Oleh karena itu, arti istilah-istilah yang bertalian dengan Islam, tidak ada
perubahan sosial, sehingga untuk segala zaman dan setiap generasi pengetahuan
lengkap tentang Islam menjadi mungkin, karena pengetahuan tersebut termasuk
norma–normanya merupakan suatu hal yang telah terbangun mapan, dan bukan
termasuk sesuatu yang berkembang seperti halnya dengan manusia dan sejarah yang
dikatakan berkembang.[7]
Lebih lanjut menurut al-Attas,
istilah-istilah Islam merupakan pemersatu bangsa–bangsa muslim, bukan hanya
karena kesamaan agama semata, melainkan karena istilah-istilah itu tidak dapat
diterjemahkan ke dalam bahasa apapun secara memuaskan. Ketika diterjemahkan ke
dalam bahasa lain, maka istilah-istilah itu menjadi kehilangan makna
ruhaniyah-nya. Karena itu, istilah Islam tidak dapat diterjemahkan dan dipahami
dengan pengertian lain, meski istilah tersebut di pakai dan ditunjukkan pada
nabi-nabi sebelum Muhammad saw. Adapun makna Q.S. al-Maidah ayat 3 yang
menyebutkan “hari penyempurnaan agama Islam”, di pahami al-Attas
sebagai pernyataan wahyu bahwa sejak saat itu Islam telah merupakan sebuah
tatanan agama yang total dan tertutup sehingga tidak ada peluang untuk
terjadinya perubahan.
Sedangkan dalam prosesnya,
islamisasi yang dicanangkan oleh al-Attas mempunyai beberapa langkah yaitu:
1.
Mengisolisir unsur-unsur dan
konsep-konsep kunci yang membentuk budaya dan peradaban Barat.Unsur–unsur tersebut terdiri dari:[8]
a. Akal
diandalkan untuk membimbing kehidupan manusia.
b. Bersikap
dualistik terhadap realitas dan kebenaran (The concept of dualism which
involved of reality and truth).
c. Menegaskan
aspek eksistensi yang memproyeksikan pandangan hidup sekuler (secular
worldview).
d.
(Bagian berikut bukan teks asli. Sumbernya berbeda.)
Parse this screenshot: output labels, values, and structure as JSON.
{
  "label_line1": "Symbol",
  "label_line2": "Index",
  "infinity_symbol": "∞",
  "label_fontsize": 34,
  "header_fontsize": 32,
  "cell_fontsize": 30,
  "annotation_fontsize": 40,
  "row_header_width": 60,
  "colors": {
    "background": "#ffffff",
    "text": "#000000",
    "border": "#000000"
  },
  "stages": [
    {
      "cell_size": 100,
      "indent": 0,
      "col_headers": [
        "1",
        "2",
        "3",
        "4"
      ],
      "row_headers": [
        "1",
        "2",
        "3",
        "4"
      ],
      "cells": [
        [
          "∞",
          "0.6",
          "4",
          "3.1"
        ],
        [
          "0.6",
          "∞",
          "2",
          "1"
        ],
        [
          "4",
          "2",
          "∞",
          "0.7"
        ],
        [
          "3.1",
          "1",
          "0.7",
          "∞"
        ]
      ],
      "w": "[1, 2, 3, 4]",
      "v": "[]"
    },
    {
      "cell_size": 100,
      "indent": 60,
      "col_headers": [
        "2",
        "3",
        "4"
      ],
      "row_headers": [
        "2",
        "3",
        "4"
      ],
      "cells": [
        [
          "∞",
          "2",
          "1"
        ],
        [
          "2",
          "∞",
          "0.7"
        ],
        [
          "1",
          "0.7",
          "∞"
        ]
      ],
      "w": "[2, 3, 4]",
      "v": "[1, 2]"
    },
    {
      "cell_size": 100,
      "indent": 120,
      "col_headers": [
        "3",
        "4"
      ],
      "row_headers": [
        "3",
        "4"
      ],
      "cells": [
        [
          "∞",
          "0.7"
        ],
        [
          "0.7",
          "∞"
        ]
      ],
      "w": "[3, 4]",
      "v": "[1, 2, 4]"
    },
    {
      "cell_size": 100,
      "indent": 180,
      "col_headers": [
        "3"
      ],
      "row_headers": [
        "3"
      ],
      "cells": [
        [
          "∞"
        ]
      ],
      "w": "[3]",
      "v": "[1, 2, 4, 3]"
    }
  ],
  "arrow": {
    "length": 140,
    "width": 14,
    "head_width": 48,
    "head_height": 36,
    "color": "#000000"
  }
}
Membela
doktrin humanism (the doctrine of humanism).
e. Menjadikan
drama dan tragedi sebagai unsur-unsur yang dominan dalam fitrah dan eksistensi
kemanusiaan.
Bagaimanapun,
ilmu-ilmu alam, fisika, dan aplikasi harus diislamkan juga. Selain itu,
ilmu-ilmu modern harus diperiksa dengan teliti. Ini mencakup metode, konsep,
praduga, simbol, dari ilmu modern, beserta aspek-aspek empiris dan rasional,
dan yang berdampak kepada nilai dan etika, penafsiran historitas ilmu tersebut,
bangunan teori ilmunya, praduganya berkaitan dengan dunia, rasionalitas
proses-proses ilmiah, teori tersebut tentang alam semesta, klasifikasinya,
batasannya, keterkaitannya dengan ilmu-ilmu lainnya serta hubungannya dengan
sosial harus diperiksa dengan teliti.
2.
Memasukkan unsur-unsur Islam beserta
konsep-konsep kunci dalam setiap bidang dari ilmu pengetahuan saat ini yang
relevan. Al-Attas menyarankan, agar
unsur dan konsep utama Islam mengambil alih unsur-unsur dan konsep-konsep asing
tersebut. Konsep utama Islam tersebut yaitu:
a.
Konsep Agama (ad-din)
b.
Konsep Manusia (al-insan)
c.
Konsep Pengetahuan (al-‘ilm dan
al-ma’rifah)
d.
Konsep kearifan (al-hikmah)
e.
Konsep keadilan (al-‘adl)
f.
Konsep perbuatan yang benar (al-‘amal)
Tujan Islamisasi ilmu sendiri
adalah untuk melindungi umat Islam dari ilmu yang sudah tercemar yang
menyesatkan dan menimbulkan kekeliruan. Islamisasi ilmu bertujuan untuk
mengembangkan ilmu yang hakiki yang boleh membangunkan pemikiran dan pribadi
muslim yang akan menambahkan lagi keimanannya kepada Allah. Islamisasi ilmu akan melahirkan keamanan,
kebaikan, keadilan, dan kekuatan iman.
Adapun yang menjadi obyek
Islamisasi bukan obyek yang berada diluar pikiran tapi adalah yang terdapat
dalam jiwa atau pikiran seseorang. Dan pendekatannya adalah pendekatan dalam
Islam yang berkaitan erat dengan struktur metafisika dasar Islam yang telah
terformulasikan sejalan dengan wahyu (revelation tradition), akal (reason),
pengalaman (experience) dan intuisi (intuition). Jadi menurut al-Attas, dalam prosesnya,
islamisasi ilmu melibatkan dua langkah utama yang saling berhubungan: pertama,
proses mengeluarkan unsur-unsur dan konsep-konsep penting Barat dari suatu
ilmu, dan kedua, memasukkan unsur-unsur dan konsep-konsep utama Islam
ke dalamnya.[9]
[1] Ramayulis dan Syamsul Nizar, Ensiklopedi Tokoh
Pendidikan Islam, Mengenal Tokoh Pendidikan Islam di Dunia Islam dan di Indonesia,
(Ciputat: Quantum Teaching, 2005). Hal. 115
[2] Ibid. Hal. 116
[3] Syed Muhammad Naquib al-Attas, Islam and
Secularism (Kuala Lumpur: ISTAC, 1993). Hal. 190
[4] Ibid. Hal. 91
[5] Syed Muhammad Naquib al-Attas, Islam dan
Sekularisme, Terj. Karsidjo Djojosuwarno (Bandung: Pustaka, 1981). Hal
195-196
[6] Ismail SM, Paradigma pendidikan Islam Prof. Dr.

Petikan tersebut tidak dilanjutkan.